# Performance Longsleeve shirts with Removable Tags



## Bfox (Feb 19, 2013)

Hello,
I have searched for a good quality performance shirt, must be long sleeve, that I can get with a removable tag. I have been using Alstyle for the regular cotton tee's and love them, and their ease of removal, but have yet to find a performance, moisture wicking type shirt that offer this. Any help?

Thank you


----------



## splathead (Dec 4, 2005)

Sport-Tek through Sanmar has some where you can tear away the brand label. But the size label is not tear-away.


----------



## Bfox (Feb 19, 2013)

When I look through SanMars product list, the only Sport-tek long sleeve I can find on there that mentions the removable label is listed as "discontinued" and is the Sport Tek Competitor model.

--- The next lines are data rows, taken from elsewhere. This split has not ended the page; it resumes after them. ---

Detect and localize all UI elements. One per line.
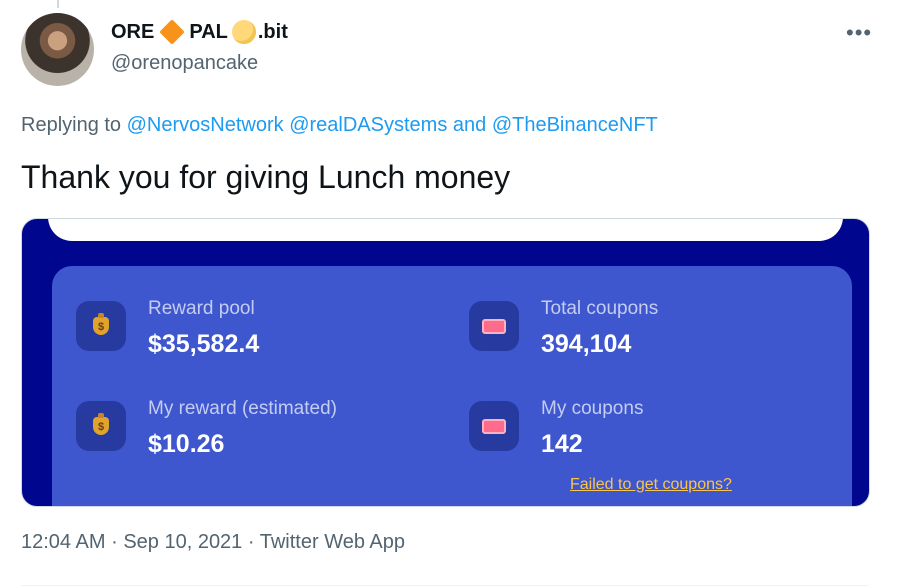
display-name-suffix: .bit — [257, 20, 288, 43]
replying-and[interactable]: and — [453, 114, 486, 136]
tweet-meta: 12:04 AM · Sep 10, 2021 · Twitter Web Ap… — [21, 531, 405, 554]
replying-to: Replying to @NervosNetwork @realDASystem… — [21, 114, 658, 137]
full-moon-icon — [231, 20, 256, 44]
thread-connector-line — [57, 0, 59, 8]
divider — [21, 585, 868, 586]
tweet-media-image[interactable]: $ Reward pool $35,582.4 Total coupons 39… — [21, 218, 870, 507]
display-name-part2: PAL — [189, 20, 228, 43]
money-bag-icon: $ — [76, 401, 126, 451]
stat-value: $35,582.4 — [148, 330, 260, 358]
replying-prefix: Replying to — [21, 114, 122, 136]
tweet-date[interactable]: Sep 10, 2021 — [123, 531, 242, 553]
mention-realdasystems[interactable]: @realDASystems — [289, 114, 447, 136]
stat-label: Total coupons — [541, 298, 659, 319]
stat-value: $10.26 — [148, 430, 225, 458]
failed-coupons-link[interactable]: Failed to get coupons? — [570, 476, 732, 494]
tweet-time[interactable]: 12:04 AM — [21, 531, 106, 553]
ticket-icon — [469, 301, 519, 351]
stat-label: My coupons — [541, 398, 644, 419]
mention-thebinancenft[interactable]: @TheBinanceNFT — [492, 114, 658, 136]
tweet-text: Thank you for giving Lunch money — [21, 159, 511, 195]
stat-value: 394,104 — [541, 330, 632, 358]
ticket-icon — [469, 401, 519, 451]
media-top-panel — [48, 219, 843, 241]
mention-nervosnetwork[interactable]: @NervosNetwork — [127, 114, 284, 136]
stat-value: 142 — [541, 430, 583, 458]
avatar[interactable] — [21, 13, 94, 86]
meta-separator: · — [247, 531, 255, 553]
money-bag-icon: $ — [76, 301, 126, 351]
more-dots-icon: ••• — [846, 20, 873, 45]
orange-diamond-icon — [159, 19, 186, 45]
stats-card: $ Reward pool $35,582.4 Total coupons 39… — [52, 266, 852, 506]
more-options-button[interactable]: ••• — [846, 20, 872, 46]
display-name-part1: ORE — [111, 20, 155, 43]
user-handle[interactable]: @orenopancake — [111, 52, 258, 75]
meta-separator: · — [111, 531, 118, 553]
stat-label: My reward (estimated) — [148, 398, 337, 419]
stat-label: Reward pool — [148, 298, 255, 319]
display-name[interactable]: ORE PAL .bit — [111, 19, 288, 45]
tweet-source[interactable]: Twitter Web App — [260, 531, 405, 553]
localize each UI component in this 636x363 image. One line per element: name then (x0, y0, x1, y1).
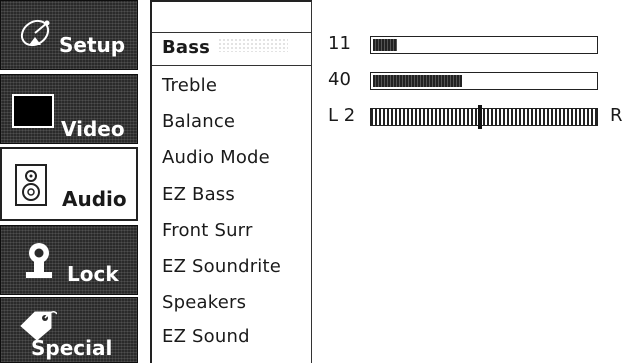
settings-values-panel: 11 40 L 2 R (312, 0, 636, 363)
bass-value: 11 (328, 33, 351, 54)
menu-item-ez-soundrite[interactable]: EZ Soundrite (162, 255, 281, 279)
treble-level-bar[interactable] (370, 72, 598, 90)
selection-dots (218, 38, 288, 52)
balance-value: L 2 (328, 105, 356, 126)
tab-lock-label: Lock (67, 262, 119, 286)
tab-special-label: Special (31, 336, 113, 360)
menu-item-ez-sound[interactable]: EZ Sound (162, 325, 250, 349)
monitor-icon (11, 93, 57, 138)
tab-special[interactable]: Special (0, 297, 138, 363)
tab-setup-label: Setup (59, 33, 126, 57)
balance-slider-handle[interactable] (478, 105, 482, 129)
menu-item-speakers[interactable]: Speakers (162, 291, 246, 315)
bass-level-bar[interactable] (370, 36, 598, 54)
treble-level-fill (373, 75, 462, 87)
menu-item-audio-mode[interactable]: Audio Mode (162, 146, 270, 170)
menu-item-balance[interactable]: Balance (162, 110, 235, 134)
tab-lock[interactable]: Lock (0, 225, 138, 295)
tab-video[interactable]: Video (0, 74, 138, 144)
menu-item-treble[interactable]: Treble (162, 74, 217, 98)
audio-menu-list: Bass Treble Balance Audio Mode EZ Bass F… (150, 0, 312, 363)
treble-value: 40 (328, 69, 351, 90)
padlock-icon (23, 240, 57, 287)
tab-setup[interactable]: Setup (0, 0, 138, 70)
bass-level-fill (373, 39, 397, 51)
menu-item-front-surr[interactable]: Front Surr (162, 219, 253, 243)
menu-item-ez-bass[interactable]: EZ Bass (162, 183, 235, 207)
menu-tabs: Setup Video Audio Lock Special (0, 0, 138, 363)
satellite-dish-icon (17, 15, 57, 60)
balance-slider[interactable] (370, 105, 598, 129)
menu-item-bass[interactable]: Bass (162, 36, 210, 60)
tab-audio[interactable]: Audio (0, 147, 138, 221)
tab-video-label: Video (61, 117, 125, 141)
tab-audio-label: Audio (62, 187, 127, 211)
speaker-icon (14, 163, 50, 214)
balance-right-label: R (610, 105, 623, 126)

Are there other Sport Tek shirts that may have removable labels that may not say so in the description?


----------



## splathead (Dec 4, 2005)

Bfox said:


> When I look through SanMars product list, the only Sport-tek long sleeve I can find on there that mentions the removable label is listed as "discontinued" and is the Sport Tek Competitor model.
> 
> Are there other Sport Tek shirts that may have removable labels that may not say so in the description?


They may have some colors that are discontinued/changed, but they still offer a full range 

SanMar - Wholesale Imprintable Apparel & Accessories


----------